つかまるイメージがヘッド全体から出る
HS40m/s前後のゴルファーが高弾道・低スピンで最大飛距離を出せるクラブとして発表されたプロギア『LSシリーズ』。その2代目で最新の『LSドライバー』を紹介していく。試打・計測用クラブ、および計測用ヘッドはロフト角10.5度、シャフトは純正『スピーダーNX FOR プロギア(S)』仕様。掲載数値はすべて実測値になる。
クラブ長さが45.50インチとやや長いが、クラブ重量が287.6gと軽く、スウィングウェイトもD0.5とやや小さいので、クラブの振りやすさの目安となるクラブ全体の慣性モーメントが285万g・㎠に抑えられている。この数値であれば、ドライバーのヘッドスピードが42m/sくらいのゴルファーにとってタイミング良く振れる設計といえるだろう。
全体には前モデルと同様の丸いゲンコツ形ヘッドで、時計の文字盤でいう1~2時方向の張り出しが大きい。アドレスではフェースアングルがフック1.0度のフックフェースと60.5度というアップライトなライ角、そしてグースネック風の小さなFP値(フェースプログレッション)で、球をつかまえたいイメージが出ている。また、いまどきでは珍しいカチャカチャもウェイトビスもないシンプルな構造はこのヘッドの特徴といえるだろう。
ミスヒットに強く、弾道が安定する
実際に試打したところ、まずアドレスでは前述のフックフェース+アップライトなライ角+小さなFP値に加え、左を向いたクラウンの『LS』ロゴにより、球を左に打ち出すイメージが出ている。試打クラブのシャフトは軟らかめだが素直なシナリ感で、ヘッドスピードが40m/sくらいのゴルファーならこのフレックスSで十分だろう。

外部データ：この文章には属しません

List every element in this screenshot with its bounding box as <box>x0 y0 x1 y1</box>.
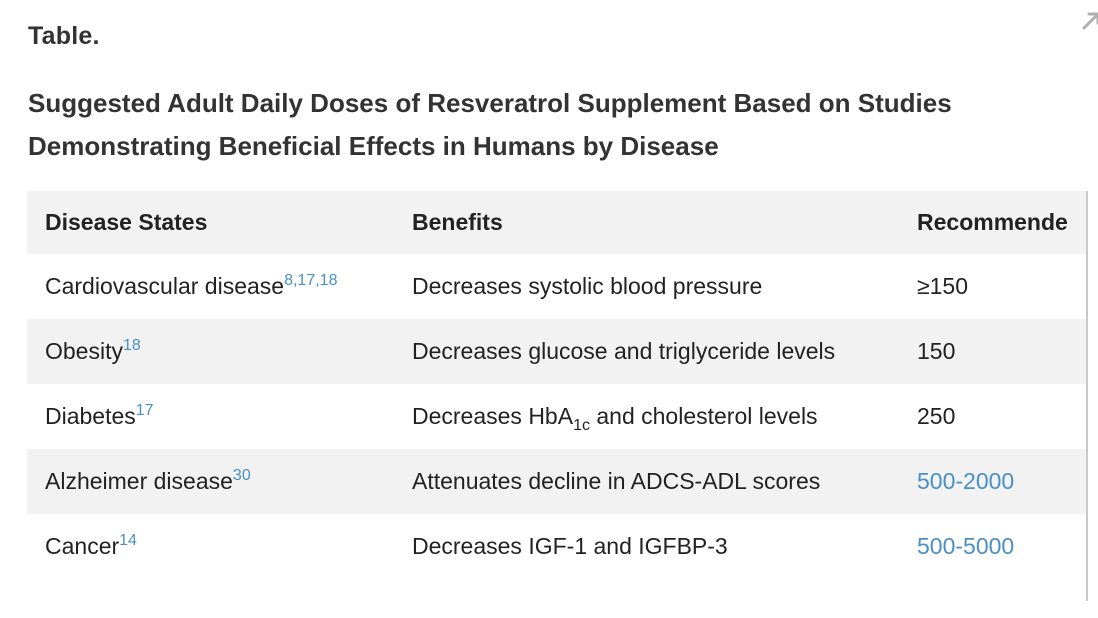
table-row: Diabetes17 Decreases HbA1c and cholester… <box>27 384 1086 449</box>
subscript: 1c <box>573 417 590 434</box>
dose-cell: 150 <box>917 338 956 364</box>
disease-name: Cancer <box>45 533 120 559</box>
benefit-cell: Decreases IGF-1 and IGFBP-3 <box>412 533 728 559</box>
header-disease-states: Disease States <box>45 209 208 235</box>
reference-link[interactable]: 18 <box>122 337 141 354</box>
benefit-cell: Decreases HbA1c and cholesterol levels <box>394 384 899 449</box>
table-header-row: Disease States Benefits Recommende <box>27 191 1086 254</box>
benefit-cell: Decreases systolic blood pressure <box>412 273 763 299</box>
dose-cell: 500-2000 <box>899 449 1086 514</box>
table-row: Cardiovascular disease8,17,18 Decreases … <box>27 254 1086 319</box>
dose-cell: 500-5000 <box>899 514 1086 567</box>
caption-line-1: Suggested Adult Daily Doses of Resveratr… <box>28 88 952 118</box>
reference-link[interactable]: 30 <box>232 467 251 484</box>
disease-cell: Obesity18 <box>27 319 394 384</box>
disease-name: Alzheimer disease <box>45 468 233 494</box>
table-container[interactable]: Disease States Benefits Recommende Cardi… <box>27 191 1086 567</box>
disease-cell: Cancer14 <box>27 514 394 567</box>
benefit-cell: Attenuates decline in ADCS-ADL scores <box>412 468 821 494</box>
dose-table: Disease States Benefits Recommende Cardi… <box>27 191 1086 567</box>
disease-name: Cardiovascular disease <box>45 273 285 299</box>
benefit-cell: Decreases glucose and triglyceride level… <box>412 338 836 364</box>
disease-cell: Cardiovascular disease8,17,18 <box>27 254 394 319</box>
dose-cell: 250 <box>917 403 956 429</box>
benefit-text: and cholesterol levels <box>589 403 818 429</box>
table-label: Table. <box>28 22 100 50</box>
table-caption: Suggested Adult Daily Doses of Resveratr… <box>28 82 1088 168</box>
dose-link[interactable]: 500-2000 <box>917 468 1015 494</box>
header-benefits: Benefits <box>412 209 503 235</box>
table-row: Obesity18 Decreases glucose and triglyce… <box>27 319 1086 384</box>
reference-link[interactable]: 14 <box>119 532 137 549</box>
table-row: Cancer14 Decreases IGF-1 and IGFBP-3 500… <box>27 514 1086 567</box>
disease-cell: Alzheimer disease30 <box>27 449 394 514</box>
expand-arrow-icon[interactable] <box>1080 10 1098 32</box>
disease-name: Diabetes <box>45 403 136 429</box>
horizontal-scroll-edge[interactable] <box>1086 191 1088 601</box>
disease-name: Obesity <box>45 338 123 364</box>
disease-cell: Diabetes17 <box>27 384 394 449</box>
reference-link[interactable]: 17 <box>135 402 154 419</box>
table-row: Alzheimer disease30 Attenuates decline i… <box>27 449 1086 514</box>
reference-link[interactable]: 8,17,18 <box>284 272 338 289</box>
header-recommended: Recommende <box>917 209 1068 235</box>
dose-link[interactable]: 500-5000 <box>917 533 1015 559</box>
caption-line-2: Demonstrating Beneficial Effects in Huma… <box>28 131 719 161</box>
benefit-text: Decreases HbA <box>412 403 574 429</box>
dose-cell: ≥150 <box>917 273 968 299</box>
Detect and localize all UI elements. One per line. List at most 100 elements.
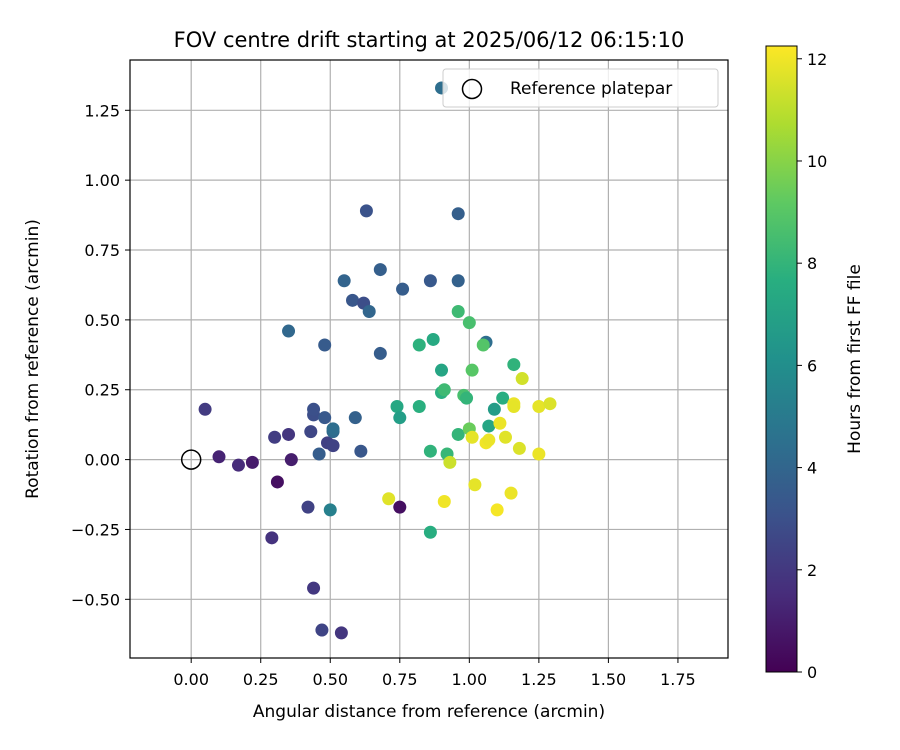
data-point [482, 419, 496, 433]
x-tick-label: 0.75 [382, 670, 418, 689]
data-point [437, 383, 451, 397]
data-point [337, 274, 351, 288]
data-point [462, 316, 476, 330]
data-point [412, 400, 426, 414]
data-point [393, 500, 407, 514]
chart-title: FOV centre drift starting at 2025/06/12 … [174, 28, 685, 52]
data-point [307, 402, 321, 416]
plot-frame [129, 59, 729, 659]
reference-platepar-marker [180, 449, 202, 470]
colorbar-tick-label: 12 [807, 50, 827, 69]
data-point [476, 338, 490, 352]
data-point [270, 475, 284, 489]
data-point [284, 453, 298, 467]
data-point [390, 400, 404, 414]
data-point [543, 397, 557, 411]
data-point [460, 391, 474, 405]
colorbar-tick-label: 10 [807, 152, 827, 171]
colorbar-ticks: 0 2 4 6 8 10 12 [797, 50, 827, 682]
y-tick-label: 0.50 [84, 311, 120, 330]
x-tick-label: 1.00 [452, 670, 488, 689]
legend: Reference platepar [442, 68, 719, 108]
data-point [304, 425, 318, 439]
data-point [323, 503, 337, 517]
colorbar-tick-label: 6 [807, 356, 817, 375]
data-point [212, 450, 226, 464]
data-point [451, 304, 465, 318]
data-point [393, 411, 407, 425]
x-tick-label: 0.00 [173, 670, 209, 689]
data-point [412, 338, 426, 352]
x-tick-label: 1.25 [521, 670, 557, 689]
data-point [348, 411, 362, 425]
y-axis: −0.50 −0.25 0.00 0.25 0.50 0.75 1.00 1.25 [71, 101, 130, 609]
data-point [498, 430, 512, 444]
data-point [465, 363, 479, 377]
data-point [487, 402, 501, 416]
data-point [326, 422, 340, 436]
y-tick-label: 0.75 [84, 241, 120, 260]
x-tick-label: 1.50 [591, 670, 627, 689]
data-point [426, 332, 440, 346]
data-point [493, 416, 507, 430]
data-point [490, 503, 504, 517]
data-point [312, 447, 326, 461]
data-point [359, 204, 373, 218]
data-point [334, 626, 348, 640]
data-point [465, 430, 479, 444]
legend-label-reference: Reference platepar [510, 79, 672, 99]
data-point [396, 282, 410, 296]
data-point [231, 458, 245, 472]
data-point [362, 304, 376, 318]
legend-box [442, 68, 719, 108]
legend-marker-reference [461, 78, 483, 100]
data-point [437, 495, 451, 509]
data-point [301, 500, 315, 514]
y-tick-label: −0.50 [71, 590, 120, 609]
data-point [504, 486, 518, 500]
y-axis-label: Rotation from reference (arcmin) [23, 219, 43, 499]
data-point [451, 427, 465, 441]
data-point [265, 531, 279, 545]
x-axis-label: Angular distance from reference (arcmin) [253, 702, 605, 722]
data-point [282, 324, 296, 338]
x-tick-label: 1.75 [660, 670, 696, 689]
data-point [451, 274, 465, 288]
data-point [373, 263, 387, 277]
colorbar-tick-label: 2 [807, 561, 817, 580]
y-tick-label: 0.00 [84, 451, 120, 470]
y-tick-label: 1.25 [84, 101, 120, 120]
x-tick-label: 0.25 [243, 670, 279, 689]
data-point [423, 274, 437, 288]
data-point [507, 400, 521, 414]
data-point [318, 338, 332, 352]
data-point [423, 525, 437, 539]
data-point [268, 430, 282, 444]
data-point [443, 455, 457, 469]
data-point [468, 478, 482, 492]
data-point [373, 346, 387, 360]
data-point [512, 441, 526, 455]
data-point [326, 439, 340, 453]
y-tick-label: −0.25 [71, 520, 120, 539]
scatter-points [180, 81, 557, 640]
data-point [382, 492, 396, 506]
colorbar: 0 2 4 6 8 10 12 Hours from first FF file [765, 45, 865, 682]
y-tick-label: 0.25 [84, 381, 120, 400]
data-point [354, 444, 368, 458]
data-point [435, 363, 449, 377]
grid [130, 60, 728, 658]
colorbar-label: Hours from first FF file [845, 264, 865, 454]
data-point [532, 447, 546, 461]
x-tick-label: 0.50 [312, 670, 348, 689]
data-point [496, 391, 510, 405]
colorbar-gradient [765, 45, 798, 673]
y-tick-label: 1.00 [84, 171, 120, 190]
data-point [282, 427, 296, 441]
data-point [451, 207, 465, 221]
data-point [423, 444, 437, 458]
colorbar-tick-label: 0 [807, 663, 817, 682]
data-point [532, 400, 546, 414]
data-point [315, 623, 329, 637]
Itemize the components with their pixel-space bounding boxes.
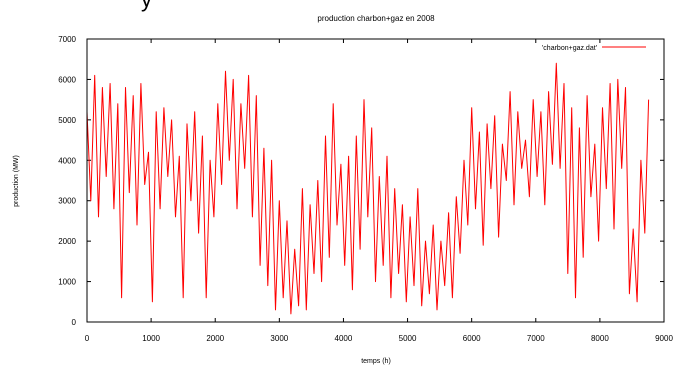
chart-title: production charbon+gaz en 2008 xyxy=(317,14,435,23)
y-tick-label: 1000 xyxy=(58,278,76,287)
x-axis-label: temps (h) xyxy=(361,358,391,365)
x-tick-label: 8000 xyxy=(591,334,609,343)
plot-frame xyxy=(86,38,665,323)
x-tick-label: 5000 xyxy=(399,334,417,343)
y-tick-label: 7000 xyxy=(58,35,76,44)
y-tick-label: 2000 xyxy=(58,237,76,246)
y-tick-label: 3000 xyxy=(58,197,76,206)
y-tick-label: 6000 xyxy=(58,75,76,84)
x-tick-label: 0 xyxy=(85,334,90,343)
x-tick-label: 4000 xyxy=(335,334,353,343)
x-tick-label: 7000 xyxy=(527,334,545,343)
x-tick-label: 9000 xyxy=(655,334,673,343)
legend-label: 'charbon+gaz.dat' xyxy=(542,45,597,52)
x-tick-label: 3000 xyxy=(270,334,288,343)
y-axis-label: production (MW) xyxy=(13,155,20,207)
series-layer xyxy=(86,62,650,315)
x-tick-label: 1000 xyxy=(142,334,160,343)
legend: 'charbon+gaz.dat' xyxy=(542,45,646,52)
y-tick-label: 4000 xyxy=(58,156,76,165)
x-tick-label: 6000 xyxy=(463,334,481,343)
cropped-heading: y xyxy=(141,0,152,13)
series-line xyxy=(86,62,650,315)
y-tick-label: 5000 xyxy=(58,116,76,125)
x-tick-label: 2000 xyxy=(206,334,224,343)
y-tick-label: 0 xyxy=(72,318,77,327)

重心深度が40.0ミリと前モデルよりも浅く設計されているため、寛容性の高い大慣性モーメントヘッドを狙った設計ではないが、結果、ヘッドのネック軸回りの慣性モーメントも7373g・㎠と前モデルより小さくなっているので、ダウンスウィングでのヘッドの返りが良くなり、前モデルよりは球をつかまえやすくなっている。
フェースの反発は同社の『RSシリーズ』のヘッドと似た感じだが、前モデルと同じく、リアルロフト角が厳しく、しかもFP値が小さいグースネック系ヘッドなので、打ち出し角度がやや低めになりやすい。とはいえ、うまくミートすればボール初速を出しやすいヘッドといえるだろう。
シニアゴルファーに打ってもらったが、自分のクラブでキャリーが190~200Yほどのゴルファーが『RSシリーズ』よりも振りやすく感じ、球をつかまえて効率よく飛距離が出ていたイメージだ。
これが「LS」ドライバーの計測データだ!
60.5度というアップライトなライ角、フック1.0度のフェースアングル、小さなFP値など、すべての要素が球をつかまえるイメージを浮かび上がらせる。
リアルロフト角は10.4度で表示ロフトより0.1度小さい。球は上がりにくいが、ボール初速は出しやすく、当たれば飛ぶヘッドだ。
重心深度は40.0ミリと標準的。前モデルよりも重心深度が浅く、左右方向のヘッド慣性モーメントも4106g・㎠で非常に小さいため、大きな慣性モーメントを狙った設計ではない。